Namur-Luxembourg

L’annonce de l’intention de fermer la briqueterie de Wanlin en janvier 2013 et la confirmation de la fin des activités quelques mois plus tard avait fait l’effet d’une bombe dans la région et dans le sud de la province de Namur. Des questions à ce sujet étaient d’ailleurs régulièrement posées par les mandataires politiques au gouvernement wallon.

Wienerberger, qui avait racheté la briqueterie en 2002, évoquait différents aspects pour justifier cette fermeture : un coût de production de briques cuites trop important, un carnet de commande qui ne se remplissait plus et, plus globalement, la crise dans le secteur de la construction. Avec la disparition de cette entreprise qui avait fêté ses 100 ans en 2011, ce sont 22 emplois qui allaient être perdus.

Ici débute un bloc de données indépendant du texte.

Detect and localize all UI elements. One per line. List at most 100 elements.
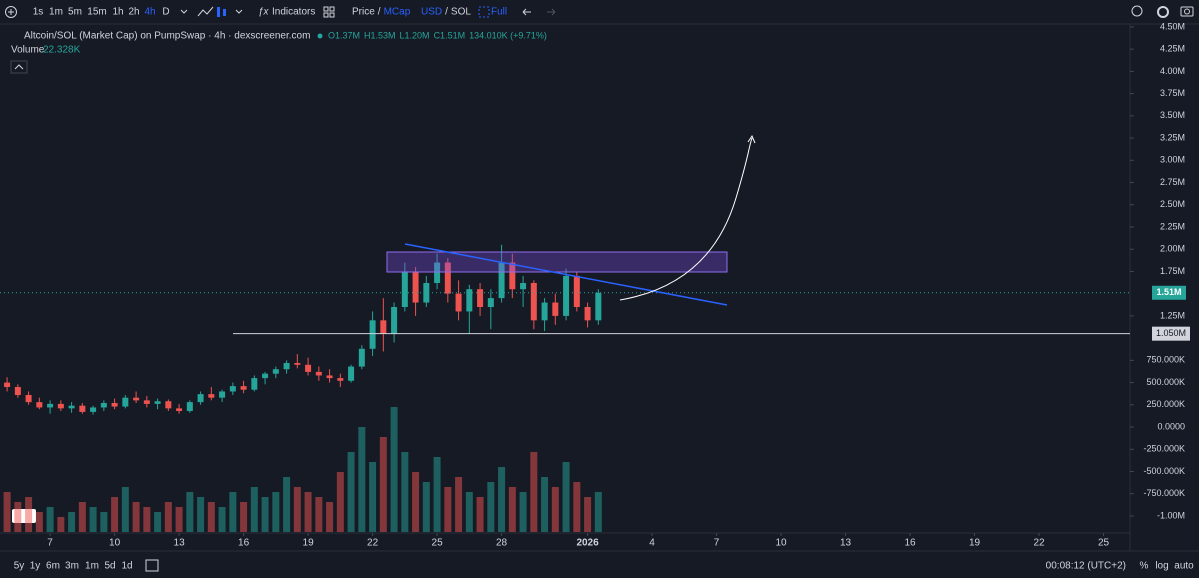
volume-label: Volume bbox=[11, 45, 45, 56]
interval-button[interactable]: 1m bbox=[49, 7, 63, 18]
collapse-button[interactable] bbox=[10, 60, 28, 74]
volume-bar bbox=[14, 502, 22, 532]
y-tick-label: 750.000K bbox=[1146, 355, 1185, 365]
candle-body bbox=[541, 302, 548, 321]
interval-button[interactable]: 1h bbox=[112, 7, 123, 18]
volume-bar bbox=[487, 482, 495, 532]
candle-body bbox=[122, 397, 129, 407]
scale-option[interactable]: % bbox=[1140, 561, 1149, 572]
layout-icon[interactable] bbox=[329, 6, 335, 12]
dropdown-icon[interactable] bbox=[180, 9, 188, 14]
volume-bar bbox=[207, 502, 215, 532]
candle-body bbox=[530, 282, 537, 321]
currency-toggle[interactable]: USD bbox=[421, 7, 442, 18]
add-symbol-icon[interactable] bbox=[8, 9, 14, 15]
date-range-icon[interactable] bbox=[145, 559, 159, 572]
currency-toggle[interactable]: / bbox=[445, 7, 448, 18]
indicators-button[interactable]: Indicators bbox=[272, 7, 315, 18]
range-button[interactable]: 5y bbox=[14, 561, 25, 572]
layout-icon[interactable] bbox=[323, 12, 329, 18]
range-button[interactable]: 1y bbox=[30, 561, 41, 572]
x-tick-label: 25 bbox=[432, 538, 444, 549]
chart-type-icon[interactable] bbox=[197, 6, 214, 17]
layout-icon[interactable] bbox=[329, 12, 335, 18]
volume-bar bbox=[498, 467, 506, 532]
projection-arrow bbox=[619, 137, 753, 301]
y-tick-label: -750.000K bbox=[1143, 488, 1185, 498]
x-tick-label: 13 bbox=[840, 538, 852, 549]
price-toggle[interactable]: MCap bbox=[384, 7, 411, 18]
candle-body bbox=[100, 403, 107, 408]
full-button[interactable]: Full bbox=[491, 7, 507, 18]
candle-body bbox=[423, 282, 430, 303]
x-tick-label: 28 bbox=[496, 538, 508, 549]
range-button[interactable]: 1d bbox=[121, 561, 132, 572]
candle-body bbox=[595, 292, 602, 321]
price-toggle[interactable]: Price bbox=[352, 7, 375, 18]
volume-bar bbox=[465, 492, 473, 532]
undo-icon[interactable] bbox=[522, 8, 531, 16]
ohlc-value: O1.37M bbox=[328, 30, 360, 40]
collapse-button[interactable] bbox=[14, 64, 24, 70]
layout-icon[interactable] bbox=[323, 6, 329, 12]
volume-bar bbox=[121, 487, 129, 532]
volume-bar bbox=[111, 497, 119, 532]
range-button[interactable]: 1m bbox=[85, 561, 99, 572]
indicators-icon[interactable]: ƒx bbox=[258, 7, 270, 18]
fullscreen-icon[interactable] bbox=[478, 6, 490, 18]
volume-bar bbox=[261, 497, 269, 532]
volume-bar bbox=[541, 477, 549, 532]
candle-body bbox=[111, 403, 118, 407]
volume-bar bbox=[293, 487, 301, 532]
camera-icon[interactable] bbox=[1184, 8, 1190, 15]
camera-icon[interactable] bbox=[1180, 6, 1194, 17]
range-button[interactable]: 6m bbox=[46, 561, 60, 572]
redo-icon[interactable] bbox=[547, 8, 556, 16]
settings-icon[interactable] bbox=[1157, 6, 1169, 18]
interval-button[interactable]: 2h bbox=[128, 7, 139, 18]
candle-body bbox=[369, 320, 376, 349]
volume-bar bbox=[283, 477, 291, 532]
y-tick-label: 4.50M bbox=[1160, 21, 1185, 31]
current-price-label: 1.51M bbox=[1156, 287, 1181, 297]
candle-body bbox=[412, 271, 419, 303]
add-symbol-icon[interactable] bbox=[5, 6, 17, 18]
volume-bar bbox=[358, 427, 366, 532]
dropdown-icon[interactable] bbox=[235, 9, 243, 14]
x-tick-label: 13 bbox=[174, 538, 186, 549]
y-tick-label: 3.75M bbox=[1160, 88, 1185, 98]
currency-toggle[interactable]: SOL bbox=[451, 7, 471, 18]
interval-button[interactable]: D bbox=[162, 7, 169, 18]
y-tick-label: 2.00M bbox=[1160, 244, 1185, 254]
candle-icon[interactable] bbox=[217, 7, 220, 17]
candle-body bbox=[337, 378, 344, 381]
clock: 00:08:12 (UTC+2) bbox=[1046, 561, 1126, 572]
volume-bar bbox=[573, 482, 581, 532]
price-toggle[interactable]: / bbox=[378, 7, 381, 18]
horizontal-line-label: 1.050M bbox=[1156, 328, 1186, 338]
candle-body bbox=[487, 298, 494, 307]
scale-option[interactable]: auto bbox=[1174, 561, 1194, 572]
range-button[interactable]: 3m bbox=[65, 561, 79, 572]
projection-arrowhead bbox=[747, 134, 756, 144]
plot-area bbox=[0, 244, 1130, 532]
interval-button[interactable]: 5m bbox=[68, 7, 82, 18]
search-icon[interactable] bbox=[1131, 5, 1143, 17]
candle-body bbox=[477, 289, 484, 307]
interval-button[interactable]: 1s bbox=[33, 7, 44, 18]
volume-bar bbox=[57, 517, 65, 532]
candle-body bbox=[90, 407, 97, 412]
interval-button[interactable]: 4h bbox=[144, 7, 155, 18]
candle-body bbox=[348, 366, 355, 381]
chart-title: Altcoin/SOL (Market Cap) on PumpSwap · 4… bbox=[24, 31, 310, 42]
range-button[interactable]: 5d bbox=[104, 561, 115, 572]
volume-bar bbox=[433, 457, 441, 532]
volume-bar bbox=[218, 507, 226, 532]
scale-option[interactable]: log bbox=[1155, 561, 1168, 572]
candle-icon[interactable] bbox=[223, 9, 226, 16]
x-tick-label: 7 bbox=[47, 538, 53, 549]
volume-bar bbox=[379, 437, 387, 532]
candle-body bbox=[219, 391, 226, 398]
interval-button[interactable]: 15m bbox=[87, 7, 106, 18]
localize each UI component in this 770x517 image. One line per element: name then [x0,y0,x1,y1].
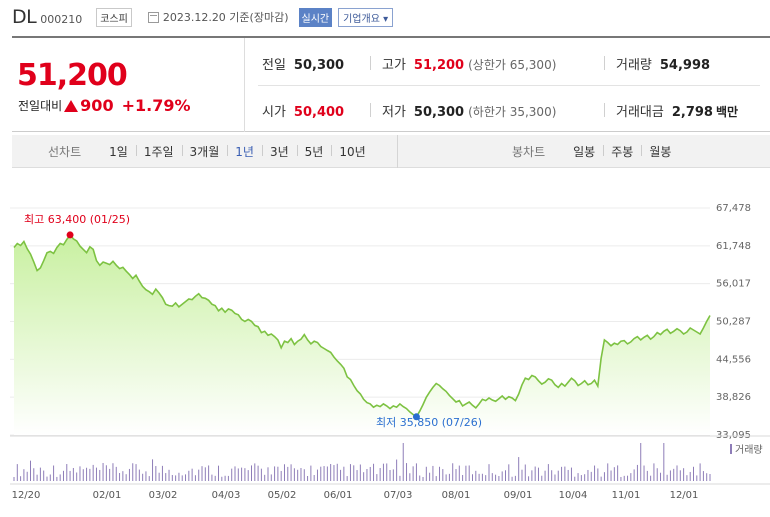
tab-10year[interactable]: 10년 [331,143,373,160]
open-value: 50,400 [293,105,345,120]
high-value: 51,200 [413,58,465,73]
tab-3year[interactable]: 3년 [261,143,297,160]
tabs-divider [397,135,398,168]
volume-legend-swatch [730,444,732,454]
tab-weekly-candle[interactable]: 주봉 [603,143,641,160]
change-percent: +1.79% [121,96,191,115]
x-tick-label: 10/04 [559,490,588,501]
change-label: 전일대비 [18,99,63,113]
x-tick-label: 05/02 [268,490,297,501]
line-chart-tabs: 선차트 1일 1주일 3개월 1년 3년 5년 10년 [48,135,374,168]
market-badge: 코스피 [96,7,132,27]
stock-name: DL [12,6,37,28]
stat-divider [604,56,605,70]
price-line [13,233,711,418]
x-tick-label: 06/01 [324,490,353,501]
x-tick-label: 09/01 [504,490,533,501]
tab-1year[interactable]: 1년 [227,143,262,160]
high-stat: 고가 51,200 (상한가 65,300) [382,54,556,73]
tab-5year[interactable]: 5년 [296,143,332,160]
amount-value: 2,798 [671,105,713,120]
date-label: 2023.12.20 기준(장마감) [162,11,289,24]
low-marker [412,413,420,421]
summary-divider [244,38,245,132]
y-tick-label: 38,826 [716,392,751,403]
tab-1day[interactable]: 1일 [109,145,128,159]
x-tick-label: 12/20 [12,490,41,501]
low-label: 저가 [382,105,406,120]
y-tick-label: 61,748 [716,241,751,252]
x-tick-label: 02/01 [93,490,122,501]
high-label: 고가 [382,58,406,73]
y-tick-label: 56,017 [716,279,751,290]
candle-chart-tabs: 봉차트 일봉 주봉 월봉 [512,135,679,168]
y-tick-label: 44,556 [716,354,751,365]
x-tick-label: 08/01 [442,490,471,501]
upper-limit: (상한가 65,300) [468,58,557,72]
change-amount: 900 [80,96,114,115]
candle-chart-label: 봉차트 [512,145,546,159]
current-price-box: 51,200 전일대비 900 +1.79% [12,38,244,132]
open-label: 시가 [262,105,286,120]
prev-close-value: 50,300 [293,58,345,73]
prev-close-stat: 전일 50,300 [262,54,344,73]
low-stat: 저가 50,300 (하한가 35,300) [382,101,556,120]
volume-label: 거래량 [616,58,652,73]
x-tick-label: 03/02 [149,490,178,501]
amount-label: 거래대금 [616,105,664,120]
stat-divider [604,103,605,117]
x-tick-label: 07/03 [384,490,413,501]
high-marker [66,231,74,239]
y-tick-label: 50,287 [716,316,751,327]
x-tick-label: 04/03 [212,490,241,501]
stat-divider [370,103,371,117]
price-summary: 51,200 전일대비 900 +1.79% 전일 50,300 시가 50,400… [12,36,770,132]
open-stat: 시가 50,400 [262,101,344,120]
low-value: 50,300 [413,105,465,120]
calendar-icon [147,11,159,23]
tab-1week[interactable]: 1주일 [135,143,182,160]
low-annotation: 최저 35,850 (07/26) [376,416,482,429]
lower-limit: (하한가 35,300) [468,105,557,119]
summary-row-divider [258,85,760,86]
volume-value: 54,998 [659,58,711,73]
line-chart-label: 선차트 [48,145,82,159]
price-area [14,234,710,435]
stat-divider [370,56,371,70]
company-info-dropdown[interactable]: 기업개요 ▾ [338,7,394,27]
x-tick-label: 11/01 [612,490,641,501]
high-annotation: 최고 63,400 (01/25) [24,213,130,226]
amount-unit: 백만 [715,105,739,119]
stock-code: 000210 [40,13,83,26]
y-tick-label: 67,478 [716,203,751,214]
amount-stat: 거래대금 2,798 백만 [616,101,738,120]
x-tick-label: 12/01 [670,490,699,501]
tab-3month[interactable]: 3개월 [181,143,228,160]
up-triangle-icon [64,99,79,112]
tab-monthly-candle[interactable]: 월봉 [641,143,679,160]
volume-legend-label: 거래량 [735,444,763,456]
stock-header: DL 000210 코스피 2023.12.20 기준(장마감) 실시간 기업개… [12,6,394,28]
price-chart: 67,47861,74856,01750,28744,55638,82633,0… [10,203,770,501]
volume-stat: 거래량 54,998 [616,54,710,73]
prev-close-label: 전일 [262,58,286,73]
chart-tabs: 선차트 1일 1주일 3개월 1년 3년 5년 10년 봉차트 일봉 주봉 월봉 [12,135,770,168]
change-row: 전일대비 900 +1.79% [18,96,191,115]
tab-daily-candle[interactable]: 일봉 [573,145,596,159]
realtime-button[interactable]: 실시간 [298,7,333,27]
current-price: 51,200 [17,58,128,93]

Mais rapidement, le BEP, Wienerberger, la commune de Houyet et d’autres administrations se sont mis autour de la table pour trouver une solution. Une solution qui s’est finalement concrétisée sous le nom d’Argibat grâce à l’entreprise bien connue Thomas&Piron et le groupe Nonet, principalement actif dans les constructions extérieures.

"L’argile de Wanlin est reconnue pour ses qualités exceptionnelles. Ce n’est pas pour rien que la brique de Wanlin était surnommée " la brique de fer ". J’y ai dès lors vu une réelle opportunité de développement dans le secteur de la construction", explique Emmanuel Nonet, le porteur du projet.

De l’argile crue

Ce projet de reprise s’articulait donc autour de l’argile et plus particulièrement sur la fabrication d’une gamme de briques, de mortier et d’enduits de plafonnage à base d’argile crue. Du moins, pour le moment.

"Nous voulons participer à l’évolution actuelle vers des matériaux plus naturels et démocratiser l’utilisation de l’argile de Wanlin. Nous voulons aussi développer des assemblages de différents argiles. Nous avons investi 600 000 € pour reprendre l’entreprise et nous comptons investir 475 000 € d’ici 2017 pour rendre l’outil plus performant. Actuellement, une dizaine de chantiers utilisent nos matériaux. Le prix d’achat est équivalent, voire moins cher que les matériaux traditionnels." Cette reprise a par ailleurs permis de sauver neuf emplois de la précédente équipe, qui ont recommencé à travailler début juillet. A terme, Argibat prévoit de produire 10 000 tonnes de matériaux par an. Soit l’équivalent de 333 semi-remorques.